By now, I've come to the conclusion that Jonathan Shay's PHD/MD drivel is pretty much shit and the only reason I still have things to say about it is because it's so bad. I was completely stunned (in a bad way) by the essay (for that is what it ultimately is) when I got up to the chapter called, "Witches, Goddesses, Queens, Wives--Dangerous Women." Whatever we know of literature comes from perspective. Shay's perspective, as far as I comprehended it at least, is that the Odyssey presents women as dangerous and untrustworthy. Oh. That's one interpretation but to be convincing, Shay would have to argue against the countless ways in which women are presented as strong, powerful, and supportive towards men. Having read the
Odyssey I think differently and I get so distracted by how much I disagree with Shay's interpretation due to his lack of convincingness that I forget that the point of the essay is to talk about the Vietnam veterans. There we go. The extended Odyssey allusion/reference fails.

It continues to fail throughout. Sure, I like the idea of Shay's book but the way he wrote it makes me side with a good friend of mine who said, "The only thing worse than war is a book about war." A person who hasn't read the Odyssey will be able to concentrate only on the information about the veterans. A person who has read the Odyssey will become totally distracted like I did. I became more interested in Shay's interpretation of the Odyssey, as opposed to its connection with the war veterans. But wait, that's because the connection becomes increasingly stupid and relentlessly pointless as the essay goes on (and on and on).

There are several reasons why I am bitter. For one thing, large paragraphs are dedicated Shay's retelling of the Odyssey. I have tremendous respect for anyone who has the patience to fill 253 pages, even if it is 253 pages full of bullshit. It takes a tremendous amount of time, effort, and dedication. But I'm not saying Shay has written bullshit; Shay has simply written a decent essay that does not work for many reasons. First of all, I do not need to read a summary of a book I've already read. But that's just me. Now, here's what I gathered from this chapter: Dangerous women and whores, and sex with prostitutes renders army veterans distrustful of and dissatisfied with their wives. Not being a psychologist, I can't ever know if that's a logical argument. But maybe that's the problem with this book--maybe it only reaches out to policymakers and psychologists?

When I read the Odyssey, I thought that women were presented as powerful. Nausicaa habitually handed Odysseus over to "toughs who habitually kill strangers?" Euryclea is the kind of woman who "can accidentally get you killed by seeing through your disguise?"
Oh, now that I think about it, this is a great excerpt and I must quote it in its entirety:

"Turning back to Odysseus as a veteran (rather than as a military leader), the Odyssey shows how dangerous a woman may be to returning veterans: she can trick you onto a fragile sea raft from the safety of dry land and then drown you (Calypso), she can betray you to assassins who lie in wait for you (Clytemnestra and--who knows?--maybe Penelope), she can see through and betray your disguise, getting you killed (Helen's chance to blow Odysseus's disguise to the Trojans), she can accidentally get you killed by seeing through your disguise (Odysseus's old childhood nurse, Eurycleia), she can hand you over to toughs who habitually kill strangers (Nausicaa), she can turn you into a caged pig eating acorns or castrate you in her bed (Circe), she can fill you with such obsession that you forget to eat and starve to death (Sirens), she can literally eat men alive (Scylla). [Oh look, the sentence finally ended]. She may have gotten you and your friends into the war to begin with, where most of them were killed (Helen)."
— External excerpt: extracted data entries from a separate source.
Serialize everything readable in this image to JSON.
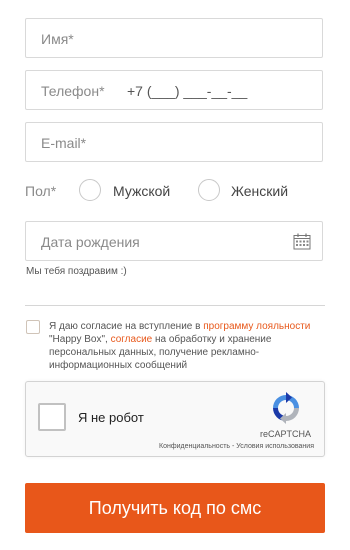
{
  "form": {
    "name_placeholder": "Имя*",
    "phone_placeholder": "Телефон*",
    "phone_mask": "+7 (___) ___-__-__",
    "email_placeholder": "E-mail*",
    "gender_label": "Пол*",
    "gender_options": [
      "Мужской",
      "Женский"
    ],
    "birthdate_placeholder": "Дата рождения",
    "birthdate_hint": "Мы тебя поздравим :)",
    "consent": {
      "text_before_link": "Я даю согласие на вступление в ",
      "loyalty_link": "программу лояльности",
      "text_middle": " \"Happy Box\", ",
      "consent_link": "согласие",
      "text_after": " на обработку и хранение персональных данных, получение рекламно-информационных сообщений"
    },
    "recaptcha": {
      "label": "Я не робот",
      "brand": "reCAPTCHA",
      "privacy": "Конфиденциальность",
      "separator": " - ",
      "terms": "Условия использования"
    },
    "submit_label": "Получить код по смс"
  },
  "colors": {
    "accent": "#e8571a",
    "link": "#e8591c",
    "border": "#d9d9d9",
    "placeholder": "#8a8a8a"
  },
  "icons": {
    "birthdate": "calendar-icon",
    "captcha": "recaptcha-logo-icon"
  }
}
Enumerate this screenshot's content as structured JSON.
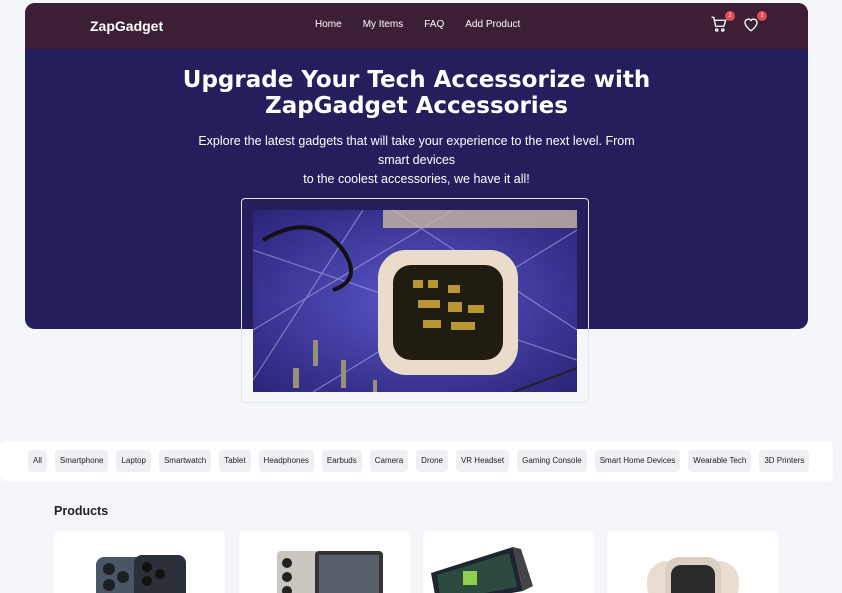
{
  "brand": {
    "name": "ZapGadget"
  },
  "nav": {
    "links": [
      "Home",
      "My Items",
      "FAQ",
      "Add Product"
    ],
    "cart_count": "2",
    "wishlist_count": "1"
  },
  "hero": {
    "title_line1": "Upgrade Your Tech Accessorize with",
    "title_line2": "ZapGadget Accessories",
    "subtitle_line1": "Explore the latest gadgets that will take your experience to the next level. From smart devices",
    "subtitle_line2": "to the coolest accessories, we have it all!"
  },
  "categories": [
    "All",
    "Smartphone",
    "Laptop",
    "Smartwatch",
    "Tablet",
    "Headphones",
    "Earbuds",
    "Camera",
    "Drone",
    "VR Headset",
    "Gaming Console",
    "Smart Home Devices",
    "Wearable Tech",
    "3D Printers"
  ],
  "products": {
    "heading": "Products"
  },
  "colors": {
    "hero_bg": "#231f5c",
    "navbar_bg": "#3d1f35",
    "badge": "#e5484d"
  }
}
These two sentences were slightly more difficult to type than they were to read. Shay's writing style makes me not want to read this book. Furthermore, I can't help but feel that Shay's interpretation presents women in a worse way than Homer does. True, Clytemnestra ruthlessly kills her husband and this makes us wonder whether Penelope will do the same--or rather, it makes Odysseus wonder. But what about Penelope as the loyal wife? What about Penelope as Odysseus's equal who actually does understand Odysseus when he returns? What about Penelope's own compromise? After all, she takes back a man who has been sleeping around with countless women for over ten years. Also, what about the fact that if it were not for Nausicaa "handing Odysseus over" to her people, he would still be wandering perhaps.

But I still get where Shay is trying to go with this. He's trying to say that this is a misconception men have of their wives when they return. But so what? What if veterans have this misconception? What do we do about it? How do we stop veterans from beating up their wives? How do we prevent them from feeling lonely because they longer can have sex with whores in Vietnam? How do we cure their fear of the dangerous prostitutes they had sex with in Vietnam? I perused this chapter, but could not place my finger on a spot where Shay offers a solution to this problem.

Here's what Emerson says:

"Regret calamities, if you can thereby help the sufferer; if not, attend your own work, and already the evil begins to be repaired. Our sympathy is just as base. We come to them who weep foolishly, and sit down and cry for company, instead of imparting to them truth and health in rough electric shocks, putting them once more in communication with their own reason."

We can't help PTSD. Yes, it hurts character. Yes, it's wrong for veterans to have to go through this. But what can we do? We can be nicer and that will make things easier but it won't solve the problem. And contrary to what Emerson says, the veterans have had so many "electric shocks" that they've been put out of communication with their own reason.

I wish this book offered a solution. But maybe it proves that there is no solution. So everyone should attend to their own work, skim Shay's 253 page essay (which could have saved a lot of paper if it were shortened by even 100 pages), be nice to veterans and respect them for their tremendous sacrifice to our country, and "already the evil begins to be repaired."

To conclude, if I was trying to make the point that Shay's book ultimately serves no purpose, then this blog entry in many ways serves no purpose, for it is just as incohesive as this chapter and countless other chapters which I've given myself the pain of only skimming. But I do like the letter "A" a whole lot, especially the way it appears on Solar. It will be a nice contrast to the "C" I will get in Calculus.